Myt3 Mediates Laminin-V/Integrin-β1-Induced Islet-Cell Migration via Tgfbi

• Published in: Molecular endocrinology (Baltimore, Md.) Vol. 29; no. 9; pp. 1254 - 1268
• Main Authors: Tennant, Bryan R, Chen, Jenny, Shih, Alexis Z. L, Luciani, Dan S, Hoffman, Brad G
• Format: Journal Article
• Language: English
• Published: United States Endocrine Society 01.09.2015; Oxford University Press
• Subjects: Actins - metabolism; Animals; Cadherins - metabolism; Calcium - metabolism; Cell Adhesion - physiology; Cell Adhesion Molecules - metabolism; Cell Movement - physiology; Cell Proliferation - physiology; Cytokines - pharmacology; Extracellular Matrix Proteins - biosynthesis; Extracellular Matrix Proteins - pharmacology; Female; Insulin - metabolism; Insulin Secretion; Insulin-Secreting Cells - metabolism; Integrin beta1 - metabolism; Kalinin; Male; Mice; Mice, Inbred C57BL; Mice, Knockout; Original Research; Transcription Factors - antagonists & inhibitors; Transcription Factors - metabolism; Transforming Growth Factor beta - biosynthesis; Transforming Growth Factor beta - pharmacology
• ISSN: 0888-8809; 1944-9917
• DOI: 10.1210/ME.2014-1387

Myt3 is a prosurvival factor in pancreatic islets; however, its role in islet-cell development is not known. Here, we demonstrate that myelin transcription factor 3 (Myt3) is expressed in migrating islet cells in the developing and neonatal pancreas and thus sought to determine whether Myt3 plays a role in this process.
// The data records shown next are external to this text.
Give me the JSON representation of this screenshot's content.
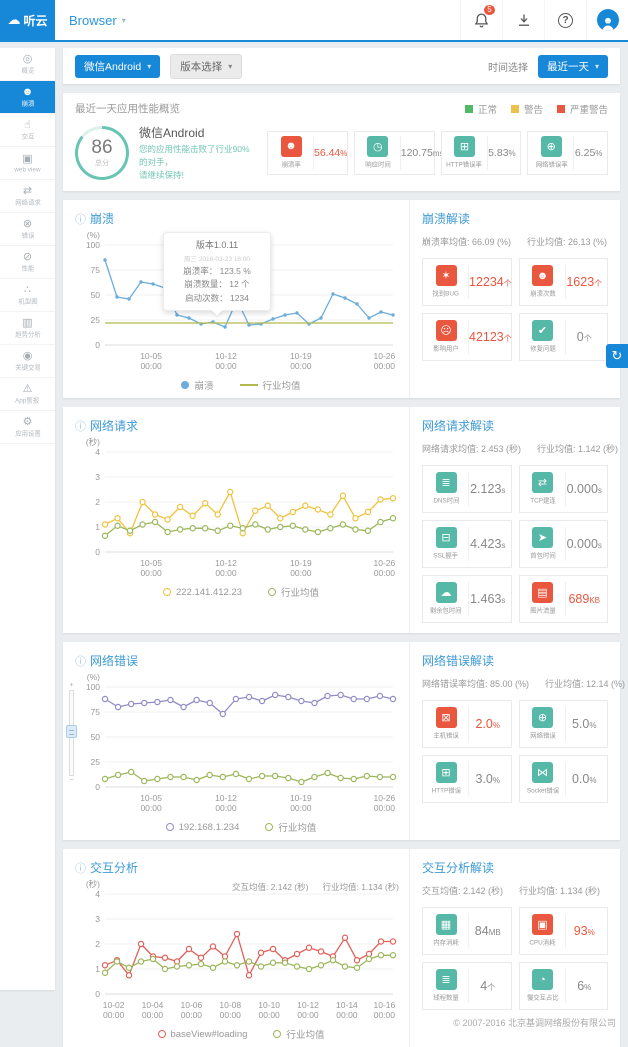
{
  "ui": {
    "caret": "▾",
    "info": "ⓘ",
    "plus": "+",
    "minus": "−",
    "refresh": "↻",
    "help": "?"
  },
  "header": {
    "logo_icon": "☁",
    "logo": "听云",
    "product": "Browser",
    "notification_count": "5"
  },
  "sidebar": {
    "items": [
      {
        "icon": "◎",
        "label": "概览",
        "active": false
      },
      {
        "icon": "☻",
        "label": "崩溃",
        "active": true
      },
      {
        "icon": "☝",
        "label": "交互",
        "active": false
      },
      {
        "icon": "▣",
        "label": "web view",
        "active": false
      },
      {
        "icon": "⇄",
        "label": "网络请求",
        "active": false
      },
      {
        "icon": "⊗",
        "label": "错误",
        "active": false
      },
      {
        "icon": "⊘",
        "label": "性能",
        "active": false
      },
      {
        "icon": "∴",
        "label": "机型图",
        "active": false
      },
      {
        "icon": "▥",
        "label": "趋势分析",
        "active": false
      },
      {
        "icon": "◉",
        "label": "关键交易",
        "active": false
      },
      {
        "icon": "⚠",
        "label": "App警报",
        "active": false
      },
      {
        "icon": "⚙",
        "label": "应用设置",
        "active": false
      }
    ]
  },
  "filters": {
    "app": "微信Android",
    "version": "版本选择",
    "time_label": "时间选择",
    "time": "最近一天"
  },
  "overview": {
    "title": "最近一天应用性能概览",
    "legend": [
      {
        "label": "正常",
        "color": "#52b966",
        "type": "sq"
      },
      {
        "label": "警告",
        "color": "#edc24a",
        "type": "sq"
      },
      {
        "label": "严重警告",
        "color": "#e9573f",
        "type": "sq"
      }
    ],
    "score": "86",
    "score_unit": "总分",
    "app_name": "微信Android",
    "desc1": "您的应用性能击败了行业90%的对手，",
    "desc2": "请继续保持!",
    "metrics": [
      {
        "icon": "☻",
        "label": "崩溃率",
        "value": "56.44",
        "unit": "%",
        "alert": true
      },
      {
        "icon": "◷",
        "label": "响应时间",
        "value": "120.75",
        "unit": "ms",
        "alert": false
      },
      {
        "icon": "⊞",
        "label": "HTTP错误率",
        "value": "5.83",
        "unit": "%",
        "alert": false
      },
      {
        "icon": "⊕",
        "label": "网络错误率",
        "value": "6.25",
        "unit": "%",
        "alert": false
      }
    ]
  },
  "crash": {
    "title": "崩溃",
    "tooltip": {
      "title": "版本1.0.11",
      "time": "周三 2016-03-23 16:00",
      "rows": [
        "崩溃率： 123.5 %",
        "崩溃数量： 12 个",
        "启动次数： 1234"
      ]
    },
    "legend": [
      {
        "label": "崩溃",
        "color": "#6caddc",
        "type": "dot"
      },
      {
        "label": "行业均值",
        "color": "#b2b94e",
        "type": "line"
      }
    ],
    "panel": {
      "title": "崩溃解读",
      "stat1": "崩溃率均值: 66.09 (%)",
      "stat2": "行业均值: 26.13 (%)",
      "cards": [
        {
          "icon": "✶",
          "label": "找到BUG",
          "value": "12234",
          "unit": "个",
          "alert": true
        },
        {
          "icon": "☻",
          "label": "崩溃次数",
          "value": "1623",
          "unit": "个",
          "alert": true
        },
        {
          "icon": "☹",
          "label": "影响用户",
          "value": "42123",
          "unit": "个",
          "alert": true
        },
        {
          "icon": "✔",
          "label": "修复问题",
          "value": "0",
          "unit": "个",
          "alert": false
        }
      ]
    }
  },
  "network_request": {
    "title": "网络请求",
    "legend": [
      {
        "label": "222.141.412.23",
        "color": "#f0c23e",
        "type": "open"
      },
      {
        "label": "行业均值",
        "color": "#9cb75b",
        "type": "open"
      }
    ],
    "panel": {
      "title": "网络请求解读",
      "stat1": "网络请求均值: 2.453 (秒)",
      "stat2": "行业均值: 1.142 (秒)",
      "cards": [
        {
          "icon": "≣",
          "label": "DNS时间",
          "value": "2.123",
          "unit": "s",
          "alert": false
        },
        {
          "icon": "⇄",
          "label": "TCP建连",
          "value": "0.000",
          "unit": "s",
          "alert": false
        },
        {
          "icon": "⊟",
          "label": "SSL握手",
          "value": "4.423",
          "unit": "s",
          "alert": false
        },
        {
          "icon": "➤",
          "label": "首包时间",
          "value": "0.000",
          "unit": "s",
          "alert": false
        },
        {
          "icon": "☁",
          "label": "剩余包时间",
          "value": "1.463",
          "unit": "s",
          "alert": false
        },
        {
          "icon": "▤",
          "label": "图片流量",
          "value": "689",
          "unit": "KB",
          "alert": true
        }
      ]
    }
  },
  "network_error": {
    "title": "网络错误",
    "legend": [
      {
        "label": "192.168.1.234",
        "color": "#918bc9",
        "type": "open"
      },
      {
        "label": "行业均值",
        "color": "#9cb75b",
        "type": "open"
      }
    ],
    "panel": {
      "title": "网络错误解读",
      "stat1": "网络错误率均值: 85.00 (%)",
      "stat2": "行业均值: 12.14 (%)",
      "cards": [
        {
          "icon": "⊠",
          "label": "主机错误",
          "value": "2.0",
          "unit": "%",
          "alert": true
        },
        {
          "icon": "⊕",
          "label": "网络错误",
          "value": "5.0",
          "unit": "%",
          "alert": false
        },
        {
          "icon": "⊞",
          "label": "HTTP错误",
          "value": "3.0",
          "unit": "%",
          "alert": false
        },
        {
          "icon": "⋈",
          "label": "Socket错误",
          "value": "0.0",
          "unit": "%",
          "alert": false
        }
      ]
    }
  },
  "interaction": {
    "title": "交互分析",
    "annotation": {
      "a": "交互均值: 2.142 (秒)",
      "b": "行业均值: 1.134 (秒)"
    },
    "legend": [
      {
        "label": "baseView#loading",
        "color": "#e0605a",
        "type": "open"
      },
      {
        "label": "行业均值",
        "color": "#9cb75b",
        "type": "open"
      }
    ],
    "panel": {
      "title": "交互分析解读",
      "stat1": "交互均值: 2.142 (秒)",
      "stat2": "行业均值: 1.134 (秒)",
      "cards": [
        {
          "icon": "▦",
          "label": "内存消耗",
          "value": "84",
          "unit": "MB",
          "alert": false
        },
        {
          "icon": "▣",
          "label": "CPU消耗",
          "value": "93",
          "unit": "%",
          "alert": true
        },
        {
          "icon": "≣",
          "label": "线程数量",
          "value": "4",
          "unit": "个",
          "alert": false
        },
        {
          "icon": "◔",
          "label": "慢交互占比",
          "value": "6",
          "unit": "%",
          "alert": false
        }
      ]
    }
  },
  "footer": {
    "copyright": "© 2007-2016  北京基调网络股份有限公司"
  },
  "chart_data": [
    {
      "type": "line",
      "title": "崩溃",
      "xlabel": "",
      "ylabel": "(%)",
      "ylim": [
        0,
        100
      ],
      "yticks": [
        0,
        25,
        50,
        75,
        100
      ],
      "grid": true,
      "legend_position": "bottom",
      "xticks": [
        {
          "label": "10-05",
          "sub": "00:00",
          "pos": 0.16
        },
        {
          "label": "10-12",
          "sub": "00:00",
          "pos": 0.42
        },
        {
          "label": "10-19",
          "sub": "00:00",
          "pos": 0.68
        },
        {
          "label": "10-26",
          "sub": "00:00",
          "pos": 0.97
        }
      ],
      "series": [
        {
          "name": "崩溃",
          "color": "#6caddc",
          "marker": "dot",
          "values": [
            85,
            48,
            46,
            63,
            61,
            57,
            30,
            27,
            21,
            23,
            18,
            45,
            20,
            21,
            26,
            30,
            32,
            21,
            27,
            51,
            47,
            41,
            27,
            33,
            30
          ]
        },
        {
          "name": "行业均值",
          "color": "#b2b94e",
          "marker": "none",
          "values": [
            22,
            22
          ]
        }
      ]
    },
    {
      "type": "line",
      "title": "网络请求",
      "xlabel": "",
      "ylabel": "(秒)",
      "ylim": [
        0,
        4
      ],
      "yticks": [
        0,
        1,
        2,
        3,
        4
      ],
      "grid": true,
      "legend_position": "bottom",
      "xticks": [
        {
          "label": "10-05",
          "sub": "00:00",
          "pos": 0.16
        },
        {
          "label": "10-12",
          "sub": "00:00",
          "pos": 0.42
        },
        {
          "label": "10-19",
          "sub": "00:00",
          "pos": 0.68
        },
        {
          "label": "10-26",
          "sub": "00:00",
          "pos": 0.97
        }
      ],
      "series": [
        {
          "name": "222.141.412.23",
          "color": "#f0c23e",
          "marker": "open",
          "values": [
            1.1,
            1.35,
            0.75,
            2.0,
            1.5,
            1.3,
            1.8,
            1.45,
            1.95,
            1.5,
            2.4,
            0.75,
            1.65,
            1.85,
            1.35,
            1.6,
            1.85,
            1.7,
            1.5,
            2.25,
            1.35,
            1.6,
            2.1,
            2.15
          ]
        },
        {
          "name": "行业均值",
          "color": "#9cb75b",
          "marker": "open",
          "values": [
            0.65,
            1.05,
            0.85,
            1.1,
            1.2,
            0.8,
            0.9,
            0.95,
            0.95,
            0.85,
            1.05,
            0.95,
            1.1,
            0.9,
            1.0,
            1.05,
            0.9,
            0.8,
            0.95,
            1.1,
            0.9,
            0.85,
            1.2,
            1.35
          ]
        }
      ]
    },
    {
      "type": "line",
      "title": "网络错误",
      "xlabel": "",
      "ylabel": "(%)",
      "ylim": [
        0,
        100
      ],
      "yticks": [
        0,
        25,
        50,
        75,
        100
      ],
      "grid": true,
      "legend_position": "bottom",
      "xticks": [
        {
          "label": "10-05",
          "sub": "00:00",
          "pos": 0.16
        },
        {
          "label": "10-12",
          "sub": "00:00",
          "pos": 0.42
        },
        {
          "label": "10-19",
          "sub": "00:00",
          "pos": 0.68
        },
        {
          "label": "10-26",
          "sub": "00:00",
          "pos": 0.97
        }
      ],
      "series": [
        {
          "name": "192.168.1.234",
          "color": "#918bc9",
          "marker": "open",
          "values": [
            88,
            80,
            83,
            84,
            85,
            87,
            80,
            87,
            84,
            73,
            88,
            90,
            86,
            92,
            90,
            86,
            84,
            91,
            92,
            88,
            88,
            91,
            88
          ]
        },
        {
          "name": "行业均值",
          "color": "#9cb75b",
          "marker": "open",
          "values": [
            8,
            12,
            15,
            6,
            8,
            10,
            10,
            7,
            12,
            10,
            13,
            8,
            11,
            11,
            9,
            5,
            10,
            14,
            9,
            8,
            11,
            10,
            10
          ]
        }
      ]
    },
    {
      "type": "line",
      "title": "交互分析",
      "xlabel": "",
      "ylabel": "(秒)",
      "ylim": [
        0,
        4
      ],
      "yticks": [
        0,
        1,
        2,
        3,
        4
      ],
      "grid": true,
      "legend_position": "bottom",
      "xticks": [
        {
          "label": "10-02",
          "sub": "00:00",
          "pos": 0.03
        },
        {
          "label": "10-04",
          "sub": "00:00",
          "pos": 0.165
        },
        {
          "label": "10-06",
          "sub": "00:00",
          "pos": 0.3
        },
        {
          "label": "10-08",
          "sub": "00:00",
          "pos": 0.435
        },
        {
          "label": "10-10",
          "sub": "00:00",
          "pos": 0.57
        },
        {
          "label": "10-12",
          "sub": "00:00",
          "pos": 0.705
        },
        {
          "label": "10-14",
          "sub": "00:00",
          "pos": 0.84
        },
        {
          "label": "10-16",
          "sub": "00:00",
          "pos": 0.97
        }
      ],
      "series": [
        {
          "name": "baseView#loading",
          "color": "#e0605a",
          "marker": "open",
          "values": [
            1.15,
            1.35,
            0.75,
            2.0,
            1.5,
            1.45,
            1.3,
            1.8,
            1.45,
            1.9,
            1.5,
            2.4,
            0.75,
            1.65,
            1.8,
            1.35,
            1.6,
            1.85,
            1.7,
            1.5,
            2.25,
            1.35,
            1.6,
            2.1,
            2.1
          ]
        },
        {
          "name": "行业均值",
          "color": "#9cb75b",
          "marker": "open",
          "values": [
            0.85,
            1.3,
            1.05,
            1.3,
            1.4,
            1.0,
            1.1,
            1.15,
            1.2,
            1.05,
            1.3,
            1.15,
            1.3,
            1.1,
            1.25,
            1.25,
            1.1,
            1.0,
            1.15,
            1.35,
            1.1,
            1.05,
            1.4,
            1.55,
            1.55
          ]
        }
      ]
    }
  ]
}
Using an ex vivo model of islet-cell migration, we demonstrate that Myt3 suppression significantly inhibits laminin-V/integrin-β1-dependent α- and β-cell migration onto 804G, and impaired 804G-induced F-actin and E-cadherin redistribution. Exposure of islets to proinflammatory cytokines, which suppress Myt3 expression, had a similar effect, whereas Myt3 overexpression partially rescued the migratory ability of the islet cells. We show that loss of islet-cell migration, due to Myt3 suppression or cytokine exposure, is independent of effects on islet-cell survival or proliferation. Myt3 suppression also had no effect on glucose-induced calcium influx, F-actin remodeling or insulin secretion by β-cells. RNA-sequencing (RNA-seq) analysis of transduced islets showed that Myt3 suppression results in the up-regulation of Tgfbi, a secreted diabetogenic factor thought to impair cellular adhesion. Exposure of islets to exogenous transforming growth factor β-induced (Tgfbi) impaired islet-cell migration similar to Myt3 suppression. Taken together, these data suggest a model by which cytokine-induced Myt3 suppression leads to Tgfbi de-repression and subsequently to impaired islet-cell migration, revealing a novel role for Myt3 in regulating islet-cell migration.